A WOMAN whose mother died of a bowel infection says she intends to make a formal complaint after she was left to care for her by herself during her final days.

Sandra Ashfield, from Ellesmere Port, said she was “very close” to her mother Gladys, who passed away after battling a C. diff infection at the beginning of February this year.

C. diff is a bacterium which causes diarrhoea and colitis (an inflammation of the colon), which meant Gladys was in significant pain throughout the final days of her life.

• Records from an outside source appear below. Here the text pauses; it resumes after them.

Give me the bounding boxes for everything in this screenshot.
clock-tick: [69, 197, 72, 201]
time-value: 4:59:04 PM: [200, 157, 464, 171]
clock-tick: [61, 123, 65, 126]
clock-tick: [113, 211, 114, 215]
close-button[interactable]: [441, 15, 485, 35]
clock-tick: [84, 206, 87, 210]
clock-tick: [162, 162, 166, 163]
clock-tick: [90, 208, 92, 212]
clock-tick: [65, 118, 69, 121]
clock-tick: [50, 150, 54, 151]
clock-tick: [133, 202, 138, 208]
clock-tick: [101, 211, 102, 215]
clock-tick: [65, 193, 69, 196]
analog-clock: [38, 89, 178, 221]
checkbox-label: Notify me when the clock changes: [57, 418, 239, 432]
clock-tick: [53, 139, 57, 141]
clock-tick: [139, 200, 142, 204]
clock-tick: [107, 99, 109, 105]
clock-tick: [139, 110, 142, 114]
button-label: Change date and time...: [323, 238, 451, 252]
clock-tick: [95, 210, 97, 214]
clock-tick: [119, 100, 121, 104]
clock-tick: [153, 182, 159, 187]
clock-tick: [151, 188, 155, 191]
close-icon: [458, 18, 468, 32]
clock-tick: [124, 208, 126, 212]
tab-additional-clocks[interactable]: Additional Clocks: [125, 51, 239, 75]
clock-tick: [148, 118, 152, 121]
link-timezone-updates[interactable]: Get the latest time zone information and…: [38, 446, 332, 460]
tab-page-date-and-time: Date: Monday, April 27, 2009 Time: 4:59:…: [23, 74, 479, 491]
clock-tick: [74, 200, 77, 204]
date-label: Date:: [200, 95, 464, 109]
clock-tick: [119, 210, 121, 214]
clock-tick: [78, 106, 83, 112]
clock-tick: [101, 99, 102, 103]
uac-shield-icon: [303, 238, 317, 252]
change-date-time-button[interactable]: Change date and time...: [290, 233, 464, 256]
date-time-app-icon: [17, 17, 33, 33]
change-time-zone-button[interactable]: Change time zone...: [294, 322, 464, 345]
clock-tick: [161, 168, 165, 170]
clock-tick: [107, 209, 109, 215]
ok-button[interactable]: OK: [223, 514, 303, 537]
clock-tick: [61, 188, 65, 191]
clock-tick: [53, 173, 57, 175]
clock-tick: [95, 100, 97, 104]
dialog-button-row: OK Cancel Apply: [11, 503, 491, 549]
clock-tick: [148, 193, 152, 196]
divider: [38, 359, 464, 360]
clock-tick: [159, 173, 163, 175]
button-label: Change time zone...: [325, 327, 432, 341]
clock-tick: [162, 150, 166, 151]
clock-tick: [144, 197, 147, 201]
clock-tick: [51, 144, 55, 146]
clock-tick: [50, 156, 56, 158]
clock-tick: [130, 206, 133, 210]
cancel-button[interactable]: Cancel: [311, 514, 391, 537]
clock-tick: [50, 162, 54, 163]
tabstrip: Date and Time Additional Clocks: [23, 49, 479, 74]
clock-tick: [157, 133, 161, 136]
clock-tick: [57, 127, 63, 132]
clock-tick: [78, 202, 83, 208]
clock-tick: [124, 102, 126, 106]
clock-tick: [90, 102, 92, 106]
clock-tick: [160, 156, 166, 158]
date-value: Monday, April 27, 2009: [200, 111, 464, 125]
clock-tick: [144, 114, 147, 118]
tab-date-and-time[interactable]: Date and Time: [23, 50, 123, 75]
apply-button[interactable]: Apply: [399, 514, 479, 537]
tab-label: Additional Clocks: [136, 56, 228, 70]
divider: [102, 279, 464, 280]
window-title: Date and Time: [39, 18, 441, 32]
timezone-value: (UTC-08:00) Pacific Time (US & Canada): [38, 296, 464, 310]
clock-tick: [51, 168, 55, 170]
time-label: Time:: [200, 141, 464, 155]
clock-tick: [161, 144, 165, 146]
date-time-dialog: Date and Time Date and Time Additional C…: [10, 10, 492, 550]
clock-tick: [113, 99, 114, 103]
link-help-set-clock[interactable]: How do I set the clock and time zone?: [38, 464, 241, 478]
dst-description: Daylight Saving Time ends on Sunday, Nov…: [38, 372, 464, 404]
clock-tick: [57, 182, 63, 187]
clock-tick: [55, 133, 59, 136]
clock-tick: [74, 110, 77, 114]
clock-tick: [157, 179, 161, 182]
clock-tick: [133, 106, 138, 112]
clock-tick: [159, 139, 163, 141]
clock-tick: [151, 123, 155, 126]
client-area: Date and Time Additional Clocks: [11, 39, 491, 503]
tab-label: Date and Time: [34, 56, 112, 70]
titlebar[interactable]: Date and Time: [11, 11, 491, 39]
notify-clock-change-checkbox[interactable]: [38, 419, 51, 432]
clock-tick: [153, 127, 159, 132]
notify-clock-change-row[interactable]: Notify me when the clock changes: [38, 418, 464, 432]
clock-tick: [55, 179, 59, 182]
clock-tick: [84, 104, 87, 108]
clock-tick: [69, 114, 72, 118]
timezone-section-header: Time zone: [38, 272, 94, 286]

Despite her declining health, a palliative care referral for Gladys was declined, with Sandra having to continue care duties on her own.

Gladys lost a significant amount of weight due to the infection, and Sandra said helping her to go to the toilet was “like changing a baby.”

Gladys sadly died in the early hours of Friday morning (February 2), aged 87.

Sandra said: “I thought somebody would be out to help me. It felt like I was on my own. My cousins tried to help me as much as they could.

“She was a lovely lady. She had been blind all her life and she was riddled with osteoporosis which made everything more difficult. For her to die in that sort of pain, it haunts me.”

Sandra has criticised Hope Farm Medical Centre in Ellesmere Port and the Community Specialist Palliative Care team for Cheshire West, saying that care should have been put in place for Gladys and efforts should have been made to ensure that she had greater access to doctors from the surgery.

The Standard has approached both Hope Farm Medical Centre and the Palliative Care team, who have declined to comment.

Ellesmere Port MP Justin Madders is understood to be facilitating a meeting between Cheshire and Wirral Partnership (CWP) NHS Foundation Trust and Ms Ashfield, who is planning to take the matter forward.